By Maxwell Lehrich
The hour I touched down in Los Angeles California, was the same hour I would be preparing for what would soon be my first bikepacking trip.
I arrived at Topanga Creek Outpost, we immediately looked through Chris’s checklist of packing supplies, we packed food to cook, cooking supplies, basic toiletries, tents/hammocks, as well as some other camping essentials, but most importantly, water, lots of it. We loaded our bags onto the bikes and the bikes onto the fire truck, we headed out. Our first stop was burritos and one last chance to load up on carbs before burning them during the ride. The trip from the restaurant to our starting location on Mount Wilson was full of scenic mountain views, I rolled the window down to catch a fresh whiff of cool mountain air, which felt like a pure shot of dopamine. We arrived, at a small gravel lot next to the trail. We unloaded the bikes, and chugged a bottle of water before beginning our ascent on the rocky trail.
I soon realized that what seemed to be a never ending torturous uphill climb, would only be a short lived start to our windy descent to the campgrounds. All I could think was, as fun as all this downhill riding is, it would flip to being an exhausting uphill ride in the morning, I tried to push these thoughts aside, as the whole point is to have fun, and live the moment. We arrived at the campground, Mount Lowe Campground, it was a former lodge/hotel in the early 1900s according to the historical signs with photos and information. All of the original lodge that remained was a giant stone wall, with colorful flowers growing out of the cracks. We unloaded, and set up camp, I decided to try something new, and slept in a hammock for the first time. We unloaded the bikepacking bikes, and decided to take a short ride to Inspiration Point, a lookout above Los Angeles.
Only then I realized just how high up we were, it was incredible.
On the way back to the campground, we stopped at what appeared to be a perfect spot to view the bright orange sunset.
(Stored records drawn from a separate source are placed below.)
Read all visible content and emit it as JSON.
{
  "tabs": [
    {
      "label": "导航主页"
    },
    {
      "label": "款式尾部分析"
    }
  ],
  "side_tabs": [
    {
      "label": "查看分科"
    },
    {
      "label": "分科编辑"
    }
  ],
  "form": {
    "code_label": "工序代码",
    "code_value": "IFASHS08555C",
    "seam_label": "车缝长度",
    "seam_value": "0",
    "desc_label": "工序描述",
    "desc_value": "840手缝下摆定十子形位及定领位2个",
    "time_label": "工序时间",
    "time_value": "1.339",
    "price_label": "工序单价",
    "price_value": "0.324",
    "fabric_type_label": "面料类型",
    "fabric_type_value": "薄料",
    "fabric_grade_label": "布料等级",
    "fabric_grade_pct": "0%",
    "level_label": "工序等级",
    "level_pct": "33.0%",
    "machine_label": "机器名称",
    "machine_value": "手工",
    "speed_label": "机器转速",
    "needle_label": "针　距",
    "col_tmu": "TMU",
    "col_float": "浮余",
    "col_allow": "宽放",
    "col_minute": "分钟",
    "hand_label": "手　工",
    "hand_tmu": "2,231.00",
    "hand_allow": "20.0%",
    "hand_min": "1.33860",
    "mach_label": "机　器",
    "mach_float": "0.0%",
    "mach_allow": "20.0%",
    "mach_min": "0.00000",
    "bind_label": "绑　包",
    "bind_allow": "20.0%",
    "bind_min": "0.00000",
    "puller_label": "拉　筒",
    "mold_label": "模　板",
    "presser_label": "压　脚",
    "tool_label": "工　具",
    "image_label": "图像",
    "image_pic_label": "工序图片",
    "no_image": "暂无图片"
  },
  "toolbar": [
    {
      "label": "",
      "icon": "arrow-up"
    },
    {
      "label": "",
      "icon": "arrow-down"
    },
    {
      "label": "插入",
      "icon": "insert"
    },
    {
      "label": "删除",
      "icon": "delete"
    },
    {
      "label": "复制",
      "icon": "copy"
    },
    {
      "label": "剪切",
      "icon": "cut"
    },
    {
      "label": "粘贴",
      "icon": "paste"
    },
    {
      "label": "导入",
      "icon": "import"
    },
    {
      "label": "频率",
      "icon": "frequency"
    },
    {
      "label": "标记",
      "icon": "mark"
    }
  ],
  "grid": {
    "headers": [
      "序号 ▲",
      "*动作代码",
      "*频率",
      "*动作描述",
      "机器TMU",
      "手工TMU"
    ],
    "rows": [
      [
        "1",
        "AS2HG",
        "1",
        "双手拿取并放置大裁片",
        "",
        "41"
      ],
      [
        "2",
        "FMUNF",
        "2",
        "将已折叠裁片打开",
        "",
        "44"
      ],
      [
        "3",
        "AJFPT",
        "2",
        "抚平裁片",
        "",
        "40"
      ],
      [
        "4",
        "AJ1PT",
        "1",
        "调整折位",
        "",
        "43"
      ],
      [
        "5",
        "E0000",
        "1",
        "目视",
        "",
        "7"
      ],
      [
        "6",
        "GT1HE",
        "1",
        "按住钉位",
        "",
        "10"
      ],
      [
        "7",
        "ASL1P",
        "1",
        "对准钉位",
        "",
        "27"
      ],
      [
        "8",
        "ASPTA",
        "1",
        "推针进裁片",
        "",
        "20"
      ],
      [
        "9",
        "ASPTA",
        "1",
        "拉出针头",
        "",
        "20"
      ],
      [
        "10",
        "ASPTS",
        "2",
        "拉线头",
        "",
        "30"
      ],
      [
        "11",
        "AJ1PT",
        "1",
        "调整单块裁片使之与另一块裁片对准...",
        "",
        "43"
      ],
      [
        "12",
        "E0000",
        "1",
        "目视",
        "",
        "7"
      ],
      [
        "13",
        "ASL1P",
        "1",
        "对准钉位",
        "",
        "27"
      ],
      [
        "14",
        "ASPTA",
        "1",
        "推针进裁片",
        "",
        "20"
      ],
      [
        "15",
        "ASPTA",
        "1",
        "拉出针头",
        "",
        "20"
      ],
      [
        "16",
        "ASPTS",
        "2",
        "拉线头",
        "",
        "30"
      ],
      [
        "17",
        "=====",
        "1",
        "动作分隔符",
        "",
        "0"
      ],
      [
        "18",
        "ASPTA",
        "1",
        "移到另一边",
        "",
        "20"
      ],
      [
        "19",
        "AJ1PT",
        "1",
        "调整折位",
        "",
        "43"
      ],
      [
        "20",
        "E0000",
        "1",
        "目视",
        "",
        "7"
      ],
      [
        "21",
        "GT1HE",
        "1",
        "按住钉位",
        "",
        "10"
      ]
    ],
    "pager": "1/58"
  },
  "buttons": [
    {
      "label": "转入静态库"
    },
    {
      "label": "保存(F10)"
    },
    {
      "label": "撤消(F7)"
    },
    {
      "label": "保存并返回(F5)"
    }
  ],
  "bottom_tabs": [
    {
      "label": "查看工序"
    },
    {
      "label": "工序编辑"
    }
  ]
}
We arrived back at the campground, and started a campfire (after checking with the current forest rules).
After the fire got going, Jules starting preparing our dinner. He carefully fired up the camping stove to heat up oil in a stainless steel bowl. Chicken, corn, shallots, dried mushrooms, dehydrated coconut creamer, and a few other ingredients came together to be one of the best camping meals I had ever had. By the time we had finished it was too dark to see without fire or lights. We did some light cleaning up before I got settled in the hammock. It was tricky at first, when laying completely straight there’s an annoying line of tension that prevents you from laying in the middle. I was then given a tip, to lay diagonal rather than straight, to distribute the tension and lay more comfortably, it worked, and the distributed tension acted like a make shift pillow, allowing me to rest my head on the side. As a began to fall asleep, Chris and Jules made sure the fire was completely out before they slept. On a windy night, a fire can be incredibly unpredictable.
We woke up to the sound of Chris chopping fire wood. Meal #2, breakfast, was again prepared by Jules. Scrambled eggs, Canadian bacon, and avocado on an olive oil toasted English muffin. After that amazing breakfast, we packed up and headed out.
One of the most important things I learned this trip, was to take the hills very slowly. I made the mistake of taking the hills too fast at the start, causing me to exhaust myself very quickly and take multiple breaks to catch my breath. We made it about 2/3 of the way up the 3 mile incline before I decided to walk most of the rest of the way. I reached the top, with Chris patiently waiting for me before the downhill section that would conclude the riding of our bikepacking trip, at least for Chris and I, Jules decided to climb a little over a mile up to a historical observatory, we met him up top with the fire truck.
As we all headed back to the shop, I let the experience sink in. My biggest takeaway was something I got from Chris, which was, when there’s an opportunity, take it, what’s the worst that could happen? Sleeping in a hammock, something I never tried before, but with the opportunity present, I took it, and it was awesome. Overall I loved it, I loved pushing myself and having others there to push me as well. To anyone out there looking to indulge in their first bikepacking trip, do it, you won’t regret it, if anything, you’ll have tried something new, and tested your limits.